MViT

发表于 2024-04-21 更新于 2024-09-24 分类于 Papers 阅读次数：本文字数： 1.2k 阅读时长 ≈ 4 分钟

Multiscale Vision Transformer

MViT的作者是来自FAIR和 UC Berkeley的Haoqi Fan, Bo Xiong, Karttikeya Mangalam, Yanghao Li, Zhichegn Yan, Jitendra, Malik, Christoph Feichtenhofer。

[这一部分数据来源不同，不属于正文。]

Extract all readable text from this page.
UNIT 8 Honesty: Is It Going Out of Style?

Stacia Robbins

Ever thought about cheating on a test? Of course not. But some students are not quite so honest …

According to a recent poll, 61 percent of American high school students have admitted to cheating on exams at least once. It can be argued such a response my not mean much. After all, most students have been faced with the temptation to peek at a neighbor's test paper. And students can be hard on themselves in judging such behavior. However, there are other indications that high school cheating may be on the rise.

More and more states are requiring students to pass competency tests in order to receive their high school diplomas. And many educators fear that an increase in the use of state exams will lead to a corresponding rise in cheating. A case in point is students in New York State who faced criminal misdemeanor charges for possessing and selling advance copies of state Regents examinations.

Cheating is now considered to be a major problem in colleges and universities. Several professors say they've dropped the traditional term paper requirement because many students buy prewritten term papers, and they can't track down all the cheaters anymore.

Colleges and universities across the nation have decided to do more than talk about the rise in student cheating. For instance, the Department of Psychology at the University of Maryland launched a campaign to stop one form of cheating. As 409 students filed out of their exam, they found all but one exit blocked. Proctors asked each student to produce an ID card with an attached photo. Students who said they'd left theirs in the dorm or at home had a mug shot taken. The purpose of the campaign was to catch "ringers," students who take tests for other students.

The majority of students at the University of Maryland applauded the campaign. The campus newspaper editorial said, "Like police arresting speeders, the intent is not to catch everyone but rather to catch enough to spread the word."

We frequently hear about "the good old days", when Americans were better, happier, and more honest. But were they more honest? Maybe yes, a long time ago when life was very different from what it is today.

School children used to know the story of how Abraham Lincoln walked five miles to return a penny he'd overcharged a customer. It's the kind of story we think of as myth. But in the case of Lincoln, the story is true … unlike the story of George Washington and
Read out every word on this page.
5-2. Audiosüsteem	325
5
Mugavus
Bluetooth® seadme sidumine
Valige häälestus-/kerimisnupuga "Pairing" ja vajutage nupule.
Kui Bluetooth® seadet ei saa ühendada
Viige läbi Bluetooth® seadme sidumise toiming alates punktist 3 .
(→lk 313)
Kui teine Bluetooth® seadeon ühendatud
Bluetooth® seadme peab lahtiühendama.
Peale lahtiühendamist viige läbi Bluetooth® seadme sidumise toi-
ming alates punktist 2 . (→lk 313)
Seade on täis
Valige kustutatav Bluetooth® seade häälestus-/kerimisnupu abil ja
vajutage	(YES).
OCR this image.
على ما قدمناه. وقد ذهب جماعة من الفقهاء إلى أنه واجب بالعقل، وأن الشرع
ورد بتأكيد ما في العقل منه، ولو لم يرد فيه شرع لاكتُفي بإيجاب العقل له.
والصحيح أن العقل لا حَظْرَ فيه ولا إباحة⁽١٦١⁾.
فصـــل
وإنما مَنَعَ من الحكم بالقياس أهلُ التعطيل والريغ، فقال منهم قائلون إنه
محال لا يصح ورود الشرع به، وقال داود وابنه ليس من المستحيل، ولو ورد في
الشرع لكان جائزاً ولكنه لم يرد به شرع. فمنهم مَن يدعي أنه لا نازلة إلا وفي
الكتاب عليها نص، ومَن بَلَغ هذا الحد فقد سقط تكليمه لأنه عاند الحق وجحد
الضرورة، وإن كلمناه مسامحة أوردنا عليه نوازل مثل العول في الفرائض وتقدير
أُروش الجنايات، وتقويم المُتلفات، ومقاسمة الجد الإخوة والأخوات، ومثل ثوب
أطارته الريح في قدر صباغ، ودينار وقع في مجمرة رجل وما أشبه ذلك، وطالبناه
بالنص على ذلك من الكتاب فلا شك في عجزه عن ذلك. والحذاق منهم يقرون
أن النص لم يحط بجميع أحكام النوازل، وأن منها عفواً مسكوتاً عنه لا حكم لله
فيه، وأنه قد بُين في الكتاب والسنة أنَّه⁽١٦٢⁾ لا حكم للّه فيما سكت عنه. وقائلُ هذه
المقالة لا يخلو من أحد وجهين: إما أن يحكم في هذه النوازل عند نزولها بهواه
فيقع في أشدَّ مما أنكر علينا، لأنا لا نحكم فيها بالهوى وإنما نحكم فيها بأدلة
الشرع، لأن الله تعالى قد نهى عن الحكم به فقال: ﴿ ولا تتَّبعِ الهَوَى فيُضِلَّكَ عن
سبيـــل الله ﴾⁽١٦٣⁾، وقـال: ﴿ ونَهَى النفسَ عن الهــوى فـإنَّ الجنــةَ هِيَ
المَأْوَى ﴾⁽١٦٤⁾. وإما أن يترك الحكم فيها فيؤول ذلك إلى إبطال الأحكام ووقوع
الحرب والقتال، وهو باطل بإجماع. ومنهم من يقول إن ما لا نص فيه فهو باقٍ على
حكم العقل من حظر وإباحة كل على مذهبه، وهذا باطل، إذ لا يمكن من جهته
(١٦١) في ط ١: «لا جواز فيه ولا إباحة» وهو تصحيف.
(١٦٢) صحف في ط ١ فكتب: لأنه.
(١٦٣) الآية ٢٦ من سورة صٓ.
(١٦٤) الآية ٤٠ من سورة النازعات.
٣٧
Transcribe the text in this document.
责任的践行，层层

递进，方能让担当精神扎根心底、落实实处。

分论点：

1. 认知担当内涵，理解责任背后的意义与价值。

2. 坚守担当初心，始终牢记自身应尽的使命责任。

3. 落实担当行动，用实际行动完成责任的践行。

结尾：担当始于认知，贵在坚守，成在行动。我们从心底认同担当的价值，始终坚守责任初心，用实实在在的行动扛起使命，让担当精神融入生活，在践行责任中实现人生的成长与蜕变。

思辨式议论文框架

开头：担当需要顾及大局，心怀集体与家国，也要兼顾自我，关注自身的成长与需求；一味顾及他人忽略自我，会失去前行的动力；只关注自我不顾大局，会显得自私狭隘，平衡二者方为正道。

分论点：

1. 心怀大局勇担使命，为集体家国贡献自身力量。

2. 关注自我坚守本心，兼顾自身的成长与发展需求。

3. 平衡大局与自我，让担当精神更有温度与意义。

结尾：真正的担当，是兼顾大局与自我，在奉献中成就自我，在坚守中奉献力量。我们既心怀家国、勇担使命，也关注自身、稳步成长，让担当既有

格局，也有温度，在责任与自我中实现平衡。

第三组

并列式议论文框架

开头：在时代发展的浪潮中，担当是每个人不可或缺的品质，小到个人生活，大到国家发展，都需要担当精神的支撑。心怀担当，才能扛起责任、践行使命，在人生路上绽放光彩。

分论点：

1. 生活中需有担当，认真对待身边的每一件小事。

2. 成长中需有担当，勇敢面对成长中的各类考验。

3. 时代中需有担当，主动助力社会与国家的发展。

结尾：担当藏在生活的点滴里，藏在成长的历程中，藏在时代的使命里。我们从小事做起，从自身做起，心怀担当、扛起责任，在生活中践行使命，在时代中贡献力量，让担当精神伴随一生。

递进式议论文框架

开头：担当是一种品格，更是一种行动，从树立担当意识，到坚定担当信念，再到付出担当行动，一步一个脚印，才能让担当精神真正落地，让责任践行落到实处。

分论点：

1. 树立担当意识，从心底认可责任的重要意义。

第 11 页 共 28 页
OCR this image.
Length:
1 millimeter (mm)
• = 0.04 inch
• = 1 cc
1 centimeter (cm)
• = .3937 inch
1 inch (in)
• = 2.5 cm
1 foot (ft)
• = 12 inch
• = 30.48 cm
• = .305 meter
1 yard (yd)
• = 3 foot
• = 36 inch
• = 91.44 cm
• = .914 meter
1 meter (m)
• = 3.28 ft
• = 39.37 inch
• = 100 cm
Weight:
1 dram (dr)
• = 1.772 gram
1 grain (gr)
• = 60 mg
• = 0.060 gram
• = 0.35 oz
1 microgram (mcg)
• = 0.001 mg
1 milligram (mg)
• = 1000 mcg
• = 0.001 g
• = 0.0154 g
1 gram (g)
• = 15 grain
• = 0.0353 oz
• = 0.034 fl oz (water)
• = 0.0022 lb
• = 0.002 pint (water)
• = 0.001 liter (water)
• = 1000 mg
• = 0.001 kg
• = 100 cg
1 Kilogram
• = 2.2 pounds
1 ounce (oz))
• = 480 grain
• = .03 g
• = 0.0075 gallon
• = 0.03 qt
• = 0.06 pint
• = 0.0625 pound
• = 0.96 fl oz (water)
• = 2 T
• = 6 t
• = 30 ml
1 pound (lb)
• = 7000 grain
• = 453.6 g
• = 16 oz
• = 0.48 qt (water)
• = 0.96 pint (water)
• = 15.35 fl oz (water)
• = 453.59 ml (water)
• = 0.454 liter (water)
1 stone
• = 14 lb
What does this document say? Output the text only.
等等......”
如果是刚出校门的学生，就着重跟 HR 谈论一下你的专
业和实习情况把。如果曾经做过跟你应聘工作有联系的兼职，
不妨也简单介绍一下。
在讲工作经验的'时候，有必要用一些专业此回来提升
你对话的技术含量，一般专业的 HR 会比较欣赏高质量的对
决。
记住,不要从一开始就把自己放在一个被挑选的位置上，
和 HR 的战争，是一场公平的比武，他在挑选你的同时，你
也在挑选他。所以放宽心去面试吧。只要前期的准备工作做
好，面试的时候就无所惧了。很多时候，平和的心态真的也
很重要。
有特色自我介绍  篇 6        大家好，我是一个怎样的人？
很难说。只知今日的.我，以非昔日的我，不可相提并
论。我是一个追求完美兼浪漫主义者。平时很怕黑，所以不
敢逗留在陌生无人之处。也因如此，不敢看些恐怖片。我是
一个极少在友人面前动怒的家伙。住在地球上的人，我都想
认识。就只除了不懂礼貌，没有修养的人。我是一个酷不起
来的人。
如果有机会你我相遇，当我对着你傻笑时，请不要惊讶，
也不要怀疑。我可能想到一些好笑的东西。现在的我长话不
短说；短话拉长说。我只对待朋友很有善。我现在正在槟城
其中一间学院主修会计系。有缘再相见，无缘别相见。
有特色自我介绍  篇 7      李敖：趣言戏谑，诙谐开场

MViTv2的作者也是他们，多了Chao-Yuan Wu. 论文引用[1]:Fan, Haoqi et al. “Multiscale Vision Transformers.” 2021 IEEE/CVF International Conference on Computer Vision (ICCV) (2021): 6804-6815. [2]:Li, Yanghao et al. “MViTv2: Improved Multiscale Vision Transformers for Classification and Detection.” 2022 IEEE/CVF Conference on Computer Vision and Pattern Recognition (CVPR) (2021): 4794-4804.

Time

MViT：2021.Apr
MViTv2: 2021.Dec

MViT

动机

posit that the fundamental vision principle of resolution and channel scaling, can be beneficial for transformer models across a variety of visual recognition tasks.

Key Words

connect seminal idea of multiscale feature hierarchy with transformer model
progressively expand the channel capacity, while pooling the resolution from input to output of the network.

总结

starting from input resolution and a small channel dimension, stages hierarchically expand channel capacity while reducing the spatial resolution. 构建一个多尺度的特征金字塔，with early layers operating at high spatial resolution to model simple low-level visual information, deeper layers at spatially coarse, but complex, high-dimensional features.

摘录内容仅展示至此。